Un total de 577 participants ont rempli le questionnaire de personnalité RST (RST-PQ). Afin d’être participant à l’étude, ils devaient tous admettre avoir été impliqués dans un des comportements cybercriminels listés par Donner et al. (2014) soit: (1) publier des informations malveillante à l’encontre d’autrui sur Internet; (2) menacer/insulter autrui par courriel ou messagerie instantanée; (3) exclure quelqu’un d’une communauté en ligne; (4) pirater une zone non autorisée d’Internet; (5) distribuer des logiciels malveillants; (6) télécharger illégalement des fichiers/programmes protégés par un droit d’auteur; (7) utiliser les informations personnelles de quelqu’un d’autre sur Internet sans son autorisation; (8) téléverser illégalement des fichiers/programmes protégés par un droit d’auteur; (9) utiliser Internet pour faciliter une drogue transaction, et (10) publier des photos nues de quelqu’un d’autre sans sa permission (p. 167-168). Au Tableau 1, il est possible d’observer le pourcentage de l’échantillon de participants reparti selon les actes criminels commis par le passé.

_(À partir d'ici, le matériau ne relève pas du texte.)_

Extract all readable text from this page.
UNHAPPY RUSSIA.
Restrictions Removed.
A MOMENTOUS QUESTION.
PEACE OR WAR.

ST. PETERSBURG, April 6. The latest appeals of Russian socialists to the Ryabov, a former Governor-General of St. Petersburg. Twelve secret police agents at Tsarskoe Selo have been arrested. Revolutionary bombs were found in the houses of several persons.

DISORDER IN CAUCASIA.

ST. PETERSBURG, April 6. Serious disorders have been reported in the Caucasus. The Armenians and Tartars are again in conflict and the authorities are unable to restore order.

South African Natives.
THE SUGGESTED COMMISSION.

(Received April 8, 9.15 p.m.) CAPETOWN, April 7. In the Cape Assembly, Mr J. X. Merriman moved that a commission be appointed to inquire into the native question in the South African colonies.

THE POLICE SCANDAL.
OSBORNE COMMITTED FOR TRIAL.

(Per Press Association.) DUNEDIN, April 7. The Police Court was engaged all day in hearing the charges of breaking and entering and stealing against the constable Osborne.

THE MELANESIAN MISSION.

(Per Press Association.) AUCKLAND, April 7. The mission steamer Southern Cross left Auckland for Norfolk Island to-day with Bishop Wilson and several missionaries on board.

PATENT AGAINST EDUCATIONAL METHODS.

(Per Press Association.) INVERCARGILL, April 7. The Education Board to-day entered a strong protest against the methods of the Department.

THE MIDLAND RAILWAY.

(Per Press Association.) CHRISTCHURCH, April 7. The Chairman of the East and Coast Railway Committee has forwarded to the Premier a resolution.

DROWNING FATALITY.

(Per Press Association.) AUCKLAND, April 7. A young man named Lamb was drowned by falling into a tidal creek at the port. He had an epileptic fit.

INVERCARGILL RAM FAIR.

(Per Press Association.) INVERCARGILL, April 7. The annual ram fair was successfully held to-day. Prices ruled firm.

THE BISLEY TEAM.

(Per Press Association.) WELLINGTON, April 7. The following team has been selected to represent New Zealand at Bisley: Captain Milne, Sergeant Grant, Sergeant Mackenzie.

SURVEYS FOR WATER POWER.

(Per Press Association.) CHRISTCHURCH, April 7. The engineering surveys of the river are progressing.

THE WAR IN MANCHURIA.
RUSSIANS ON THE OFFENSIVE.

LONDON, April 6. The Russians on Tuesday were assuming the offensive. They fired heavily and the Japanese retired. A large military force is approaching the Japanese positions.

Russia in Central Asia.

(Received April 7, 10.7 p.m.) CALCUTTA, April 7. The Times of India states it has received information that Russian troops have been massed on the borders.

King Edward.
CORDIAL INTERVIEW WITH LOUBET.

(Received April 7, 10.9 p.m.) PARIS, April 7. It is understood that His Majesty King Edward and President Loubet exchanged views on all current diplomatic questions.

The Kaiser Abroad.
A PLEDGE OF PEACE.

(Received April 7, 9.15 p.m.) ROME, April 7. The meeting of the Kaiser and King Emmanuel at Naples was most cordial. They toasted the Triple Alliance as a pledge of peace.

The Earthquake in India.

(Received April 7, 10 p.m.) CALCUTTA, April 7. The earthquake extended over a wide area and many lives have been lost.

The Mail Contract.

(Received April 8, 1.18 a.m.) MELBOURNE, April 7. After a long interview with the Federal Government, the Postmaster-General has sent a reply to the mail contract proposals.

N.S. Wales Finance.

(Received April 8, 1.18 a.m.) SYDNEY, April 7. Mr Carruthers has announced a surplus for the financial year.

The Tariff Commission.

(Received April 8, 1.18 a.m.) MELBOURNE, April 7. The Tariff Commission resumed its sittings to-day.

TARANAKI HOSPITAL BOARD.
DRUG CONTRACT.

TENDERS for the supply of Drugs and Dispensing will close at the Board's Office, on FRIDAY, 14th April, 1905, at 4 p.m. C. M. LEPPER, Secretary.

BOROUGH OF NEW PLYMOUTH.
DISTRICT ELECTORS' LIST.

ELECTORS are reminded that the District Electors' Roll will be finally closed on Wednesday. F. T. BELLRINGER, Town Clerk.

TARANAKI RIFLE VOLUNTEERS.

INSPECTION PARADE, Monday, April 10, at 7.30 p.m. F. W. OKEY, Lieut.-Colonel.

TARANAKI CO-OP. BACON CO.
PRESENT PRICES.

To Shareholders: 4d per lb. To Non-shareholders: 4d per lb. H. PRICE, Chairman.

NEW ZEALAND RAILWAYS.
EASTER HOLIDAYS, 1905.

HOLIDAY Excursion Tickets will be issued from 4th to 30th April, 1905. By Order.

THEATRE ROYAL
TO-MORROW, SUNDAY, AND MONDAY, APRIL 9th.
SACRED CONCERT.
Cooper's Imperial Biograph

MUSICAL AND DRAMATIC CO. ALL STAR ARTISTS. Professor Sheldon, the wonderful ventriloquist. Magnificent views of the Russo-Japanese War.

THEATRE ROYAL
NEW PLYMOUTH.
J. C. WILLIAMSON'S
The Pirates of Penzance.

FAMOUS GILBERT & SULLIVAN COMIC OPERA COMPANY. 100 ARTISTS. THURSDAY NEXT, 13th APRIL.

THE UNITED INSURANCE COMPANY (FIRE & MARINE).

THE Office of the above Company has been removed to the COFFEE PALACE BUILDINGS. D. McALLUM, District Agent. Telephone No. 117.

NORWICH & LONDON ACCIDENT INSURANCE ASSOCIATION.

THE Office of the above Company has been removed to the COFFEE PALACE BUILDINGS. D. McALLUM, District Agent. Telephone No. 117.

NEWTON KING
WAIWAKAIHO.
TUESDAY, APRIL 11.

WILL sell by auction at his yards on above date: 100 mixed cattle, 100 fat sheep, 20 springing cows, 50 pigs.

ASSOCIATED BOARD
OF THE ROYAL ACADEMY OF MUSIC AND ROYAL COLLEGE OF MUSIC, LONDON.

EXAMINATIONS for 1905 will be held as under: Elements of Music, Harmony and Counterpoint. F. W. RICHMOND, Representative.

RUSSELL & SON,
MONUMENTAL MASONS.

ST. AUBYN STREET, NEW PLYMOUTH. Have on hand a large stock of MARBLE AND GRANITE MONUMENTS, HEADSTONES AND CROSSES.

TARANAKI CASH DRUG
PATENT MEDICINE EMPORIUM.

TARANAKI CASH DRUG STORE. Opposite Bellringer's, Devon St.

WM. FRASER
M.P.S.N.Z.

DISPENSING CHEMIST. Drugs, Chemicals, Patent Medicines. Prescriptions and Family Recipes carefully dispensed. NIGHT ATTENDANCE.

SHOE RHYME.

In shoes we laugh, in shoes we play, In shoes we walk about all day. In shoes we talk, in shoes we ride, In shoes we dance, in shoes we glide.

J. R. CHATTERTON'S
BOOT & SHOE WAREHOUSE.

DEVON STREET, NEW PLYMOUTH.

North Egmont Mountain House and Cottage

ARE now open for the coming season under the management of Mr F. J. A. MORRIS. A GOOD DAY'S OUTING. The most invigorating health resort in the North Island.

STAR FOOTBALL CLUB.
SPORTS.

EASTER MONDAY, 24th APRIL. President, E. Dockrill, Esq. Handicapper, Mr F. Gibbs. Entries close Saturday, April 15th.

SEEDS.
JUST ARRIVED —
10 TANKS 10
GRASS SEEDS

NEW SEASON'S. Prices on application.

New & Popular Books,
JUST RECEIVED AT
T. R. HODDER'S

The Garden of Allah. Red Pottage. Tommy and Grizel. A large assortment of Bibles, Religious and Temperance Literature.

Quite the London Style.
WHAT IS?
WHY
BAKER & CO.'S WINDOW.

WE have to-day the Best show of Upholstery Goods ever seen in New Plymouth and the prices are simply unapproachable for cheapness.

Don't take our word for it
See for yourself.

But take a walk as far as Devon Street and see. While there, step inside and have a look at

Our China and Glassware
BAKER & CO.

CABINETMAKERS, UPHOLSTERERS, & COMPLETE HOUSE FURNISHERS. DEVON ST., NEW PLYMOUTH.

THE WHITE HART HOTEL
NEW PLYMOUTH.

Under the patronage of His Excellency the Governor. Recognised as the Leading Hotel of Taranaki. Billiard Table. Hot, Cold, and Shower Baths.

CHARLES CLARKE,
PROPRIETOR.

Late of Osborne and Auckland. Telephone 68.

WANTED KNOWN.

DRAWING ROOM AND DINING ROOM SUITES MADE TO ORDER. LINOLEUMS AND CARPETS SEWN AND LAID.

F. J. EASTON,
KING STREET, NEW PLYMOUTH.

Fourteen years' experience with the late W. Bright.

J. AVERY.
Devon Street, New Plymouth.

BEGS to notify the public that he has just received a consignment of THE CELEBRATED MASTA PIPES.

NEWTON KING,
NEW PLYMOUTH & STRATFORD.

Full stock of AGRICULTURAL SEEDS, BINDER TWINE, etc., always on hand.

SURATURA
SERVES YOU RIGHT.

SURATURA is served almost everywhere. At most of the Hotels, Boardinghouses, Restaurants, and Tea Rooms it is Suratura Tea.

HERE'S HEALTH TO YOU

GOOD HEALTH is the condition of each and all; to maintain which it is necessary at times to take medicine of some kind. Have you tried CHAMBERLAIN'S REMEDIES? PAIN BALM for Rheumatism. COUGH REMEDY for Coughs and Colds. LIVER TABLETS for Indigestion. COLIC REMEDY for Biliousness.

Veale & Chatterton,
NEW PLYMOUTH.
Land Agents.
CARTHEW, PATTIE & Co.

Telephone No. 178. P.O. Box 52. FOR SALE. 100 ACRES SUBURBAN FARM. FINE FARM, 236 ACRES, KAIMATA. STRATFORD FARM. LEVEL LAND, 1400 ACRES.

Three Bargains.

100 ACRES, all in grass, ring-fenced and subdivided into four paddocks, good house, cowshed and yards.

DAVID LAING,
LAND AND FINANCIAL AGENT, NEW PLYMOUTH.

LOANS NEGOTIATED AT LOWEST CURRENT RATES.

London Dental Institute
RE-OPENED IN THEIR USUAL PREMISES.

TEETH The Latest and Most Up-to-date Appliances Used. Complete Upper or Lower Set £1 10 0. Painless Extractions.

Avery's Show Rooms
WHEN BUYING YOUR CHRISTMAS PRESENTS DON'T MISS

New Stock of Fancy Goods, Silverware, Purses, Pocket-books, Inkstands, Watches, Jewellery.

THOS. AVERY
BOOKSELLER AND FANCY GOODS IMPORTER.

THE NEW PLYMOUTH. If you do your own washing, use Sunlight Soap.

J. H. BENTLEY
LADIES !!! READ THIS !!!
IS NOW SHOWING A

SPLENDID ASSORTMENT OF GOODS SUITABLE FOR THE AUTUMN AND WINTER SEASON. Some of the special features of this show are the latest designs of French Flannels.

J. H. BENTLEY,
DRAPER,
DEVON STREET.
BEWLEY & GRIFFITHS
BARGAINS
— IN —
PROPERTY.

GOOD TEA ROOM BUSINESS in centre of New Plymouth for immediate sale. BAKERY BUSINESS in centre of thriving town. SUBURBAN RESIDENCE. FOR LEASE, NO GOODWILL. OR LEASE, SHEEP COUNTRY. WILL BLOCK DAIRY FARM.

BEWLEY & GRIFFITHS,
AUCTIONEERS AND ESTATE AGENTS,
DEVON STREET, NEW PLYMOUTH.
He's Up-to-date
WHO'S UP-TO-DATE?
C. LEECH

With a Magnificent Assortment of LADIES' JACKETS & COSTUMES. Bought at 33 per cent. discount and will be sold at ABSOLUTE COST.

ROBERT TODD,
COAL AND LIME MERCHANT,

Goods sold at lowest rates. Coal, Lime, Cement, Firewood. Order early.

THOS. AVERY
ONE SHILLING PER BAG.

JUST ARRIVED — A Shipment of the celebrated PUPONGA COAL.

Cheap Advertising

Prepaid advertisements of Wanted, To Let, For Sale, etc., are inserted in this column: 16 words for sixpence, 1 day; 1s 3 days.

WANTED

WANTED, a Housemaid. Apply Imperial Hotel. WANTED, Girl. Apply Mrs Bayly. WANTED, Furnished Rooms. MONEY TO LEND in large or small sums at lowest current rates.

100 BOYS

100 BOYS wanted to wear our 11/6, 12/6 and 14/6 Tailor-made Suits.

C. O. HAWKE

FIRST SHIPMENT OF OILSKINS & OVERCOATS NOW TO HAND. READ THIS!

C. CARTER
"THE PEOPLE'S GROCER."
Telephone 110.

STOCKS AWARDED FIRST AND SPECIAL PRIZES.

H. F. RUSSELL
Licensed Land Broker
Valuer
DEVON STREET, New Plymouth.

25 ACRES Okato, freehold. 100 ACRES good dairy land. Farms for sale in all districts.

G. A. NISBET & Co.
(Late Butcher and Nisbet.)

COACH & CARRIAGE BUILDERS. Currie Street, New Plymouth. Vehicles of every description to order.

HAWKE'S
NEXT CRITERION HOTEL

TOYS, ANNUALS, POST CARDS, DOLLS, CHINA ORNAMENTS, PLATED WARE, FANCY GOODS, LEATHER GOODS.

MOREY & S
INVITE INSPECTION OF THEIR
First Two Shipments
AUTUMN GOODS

Les résultats de l’étude ont confirmé l’hypothèse selon laquelle les traits liés à la RST étaient associés à la cybercriminalité. De plus, les quatre sous-facteurs BAS (Intérêt de la récompense, Persistance des objectifs, Réactivité de la récompense et Impulsivité) se sont avérés avoir des relations différentes avec la cybercriminalité. Les traits du BIS étaient également positivement associés à la cybercriminalité, probablement en raison de l’effet d’un plus grand anonymat en ligne sur le rôle du BIS en tant que médiateur des conflits.
En bref, cet article permet de mieux comprendre l’apport de la personnalité sur les motivations des criminels s’engageant dans des activités reliées à la cybercriminalité. Cette étude soutient l’application de RST à l’étude de la cybercriminalité. Cependant, les chercheurs mentionnent la nécessité et la pertinence de concentrer les recherches futures sur (1) la déségrégation entre les effets variables de l’activation du BAS sur l’engagement dans des types spécifiques de comportements cybercriminels et (2) l’exploration des effets uniques de l’anonymat en ligne sur les processus RST qui motivent des comportements déviants en ligne.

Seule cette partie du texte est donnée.